Penjelasan Barron London
Galeri Barron London, pemilik anting tersebut, menyatakan sepasang perhiasan itu tidak dijual. Galeri di Mayfair itu juga menegaskan bahwa medali emas kuno dipasang dengan metode penjepit sederhana yang tidak invasif.
Menurut Barron London, metode tersebut tidak mengubah atau merusak artefak aslinya. Medali emas itu diklaim tetap mempertahankan keasliannya meski menjadi bagian dari rancangan perhiasan kontemporer.
Dalam pernyataan tertulis yang dikutip CNN, perwakilan galeri menyatakan warisan budaya semestinya mendorong dialog yang penting. Mereka menyambut perbincangan berbasis informasi mengenai asal-usul, pelestarian, dan apresiasi terhadap keahlian pertukangan.

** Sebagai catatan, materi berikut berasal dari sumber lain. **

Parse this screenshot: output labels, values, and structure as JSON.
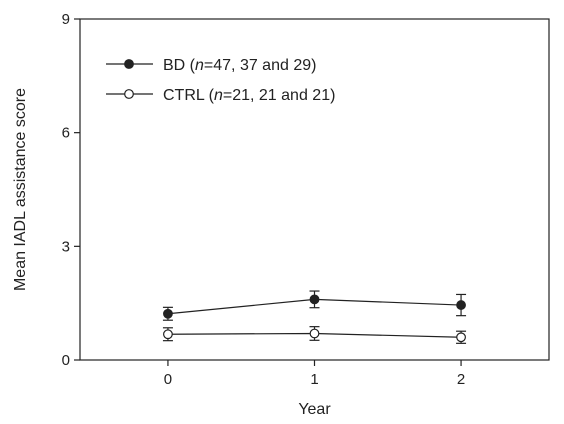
{
  "chart_data": {
    "type": "line",
    "title": "",
    "xlabel": "Year",
    "ylabel": "Mean IADL assistance score",
    "x": [
      0,
      1,
      2
    ],
    "xlim": [
      -0.6,
      2.6
    ],
    "ylim": [
      0,
      9
    ],
    "yticks": [
      0,
      3,
      6,
      9
    ],
    "xticks": [
      0,
      1,
      2
    ],
    "grid": false,
    "legend_position": "top-left",
    "series": [
      {
        "name_prefix": "BD (",
        "name_italic": "n",
        "name_suffix": "=47, 37 and 29)",
        "marker": "filled-circle",
        "values": [
          1.22,
          1.6,
          1.45
        ],
        "error": [
          0.17,
          0.22,
          0.28
        ]
      },
      {
        "name_prefix": "CTRL (",
        "name_italic": "n",
        "name_suffix": "=21, 21 and 21)",
        "marker": "open-circle",
        "values": [
          0.68,
          0.7,
          0.6
        ],
        "error": [
          0.17,
          0.18,
          0.16
        ]
      }
    ]
  }
}
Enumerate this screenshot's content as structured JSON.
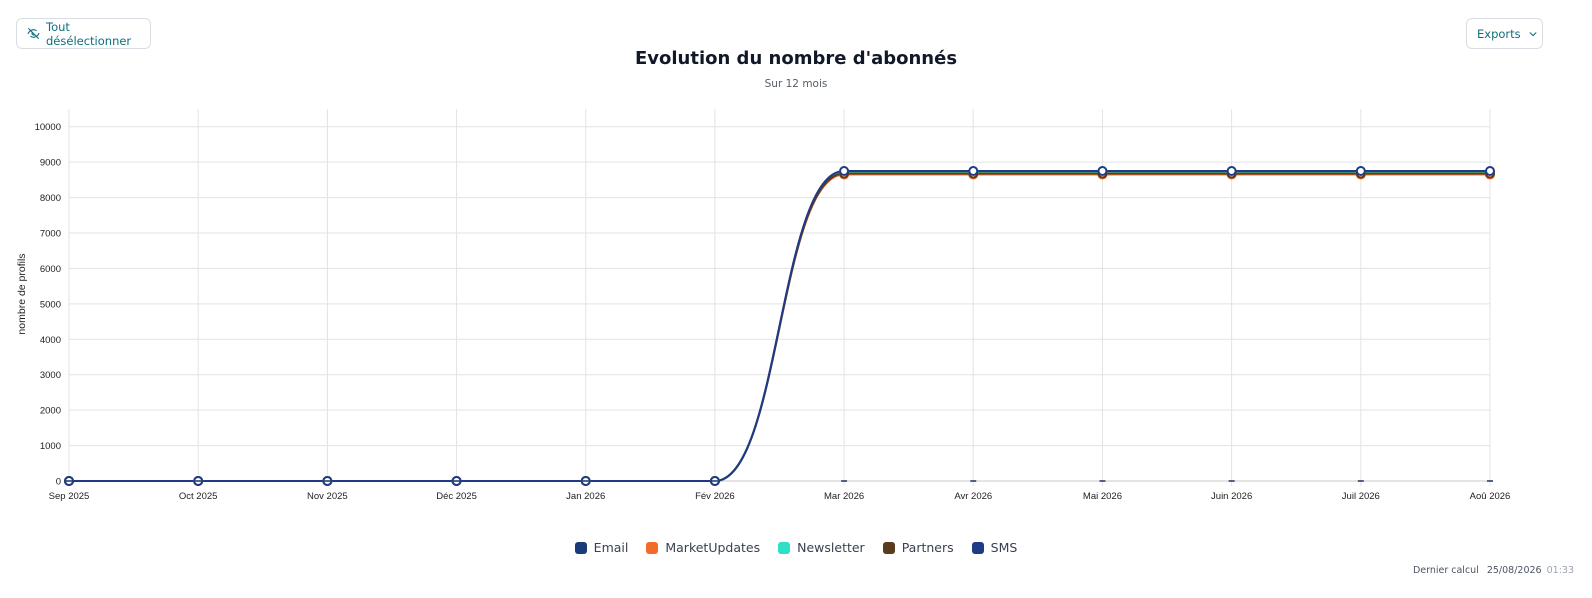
{
  "toolbar": {
    "deselect_label": "Tout désélectionner",
    "exports_label": "Exports"
  },
  "footer": {
    "label": "Dernier calcul",
    "date": "25/08/2026",
    "time": "01:33"
  },
  "chart_data": {
    "type": "line",
    "title": "Evolution du nombre d'abonnés",
    "subtitle": "Sur 12 mois",
    "xlabel": "",
    "ylabel": "nombre de profils",
    "ylim": [
      0,
      10500
    ],
    "yticks": [
      0,
      1000,
      2000,
      3000,
      4000,
      5000,
      6000,
      7000,
      8000,
      9000,
      10000
    ],
    "grid": true,
    "legend_position": "bottom",
    "categories": [
      "Sep 2025",
      "Oct 2025",
      "Nov 2025",
      "Déc 2025",
      "Jan 2026",
      "Fév 2026",
      "Mar 2026",
      "Avr 2026",
      "Mai 2026",
      "Juin 2026",
      "Juil 2026",
      "Aoû 2026"
    ],
    "series": [
      {
        "name": "Email",
        "color": "#1a3a7a",
        "values": [
          0,
          0,
          0,
          0,
          0,
          0,
          8730,
          8730,
          8730,
          8730,
          8730,
          8730
        ]
      },
      {
        "name": "MarketUpdates",
        "color": "#f26b2a",
        "values": [
          0,
          0,
          0,
          0,
          0,
          0,
          8650,
          8650,
          8650,
          8650,
          8650,
          8650
        ]
      },
      {
        "name": "Newsletter",
        "color": "#2ee0c6",
        "values": [
          0,
          0,
          0,
          0,
          0,
          0,
          8700,
          8700,
          8700,
          8700,
          8700,
          8700
        ]
      },
      {
        "name": "Partners",
        "color": "#5a3b1e",
        "values": [
          0,
          0,
          0,
          0,
          0,
          0,
          8680,
          8680,
          8680,
          8680,
          8680,
          8680
        ]
      },
      {
        "name": "SMS",
        "color": "#1f3b85",
        "values": [
          0,
          0,
          0,
          0,
          0,
          0,
          8750,
          8750,
          8750,
          8750,
          8750,
          8750
        ]
      }
    ]
  }
}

Barron London berharap perhiasan itu dapat mengingatkan publik pada warisan artistik, budaya, dan sejarah Iran yang panjang. Namun, respons tersebut belum meredakan pertanyaan mengenai pantas tidaknya artefak kuno digunakan sebagai lambang kemewahan.
Jejak artefak Ziwiye
Medali yang dipakai Zendaya berasal dari artefak yang dikaitkan dengan harta karun Ziwiye. Britannica menempatkan koleksi itu sebagai bagian dari karya seni periode Median pada abad ke-7 Sebelum Masehi.
| Aspek | Informasi |
|---|---|
| Asal artefak | Iran, terkait harta karun Ziwiye |
| Periode | Abad ke-7 Sebelum Masehi |
| Perancang ulang | Glenn Spiro pada 2018 |
| Material perhiasan | Medali emas kuno, berlian, dan emas kuning 18 karat |
Perancang London Glenn Spiro mengolah medali itu menjadi perhiasan modern pada 2018 dengan tambahan berlian dan emas kuning 18 karat. Barron London kemudian mengakuisisinya pada 2020 untuk koleksi pribadi galeri.

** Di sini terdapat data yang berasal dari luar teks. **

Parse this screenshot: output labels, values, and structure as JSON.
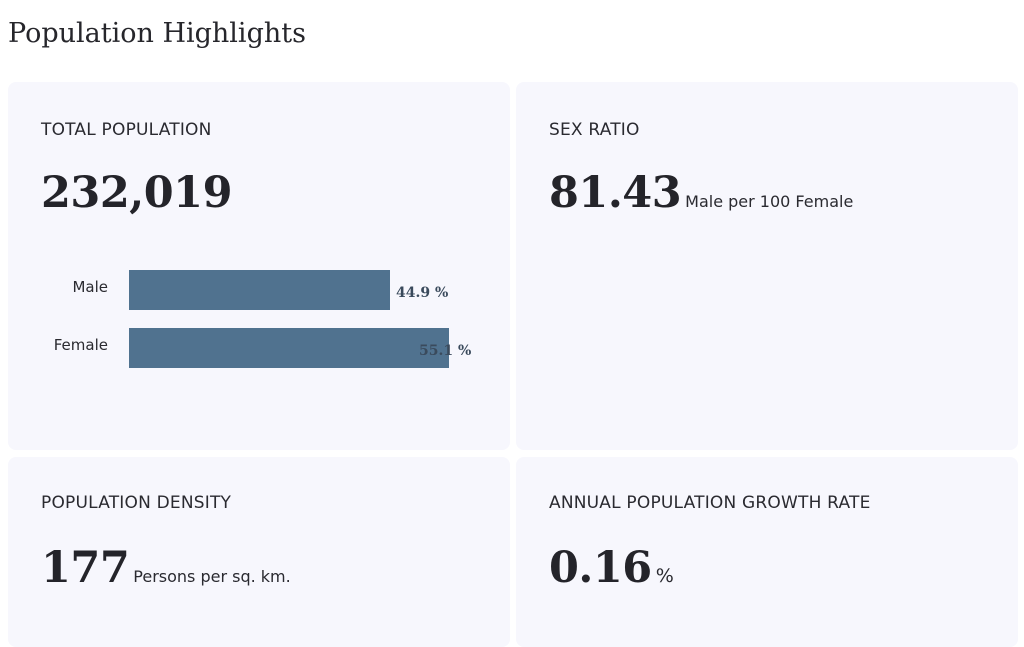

Dalam wawancara dengan majalah Galeria pada 2025, Spiro menjelaskan daya tarik perpaduan benda lama dan rancangan baru. “Kamu bisa memakai sesuatu di lehermu yang berasal dari ribuan tahun lalu, tetapi tetap terlihat kontemporer dan keren,” ujarnya.
Zendaya mengenakan anting tersebut bersama gaun putih Jacquemus saat mempromosikan The Odyssey di London. Penampilan itu kini memperluas diskusi dari soal mode menuju tanggung jawab atas Artefak Iran Kuno dan sejarahnya.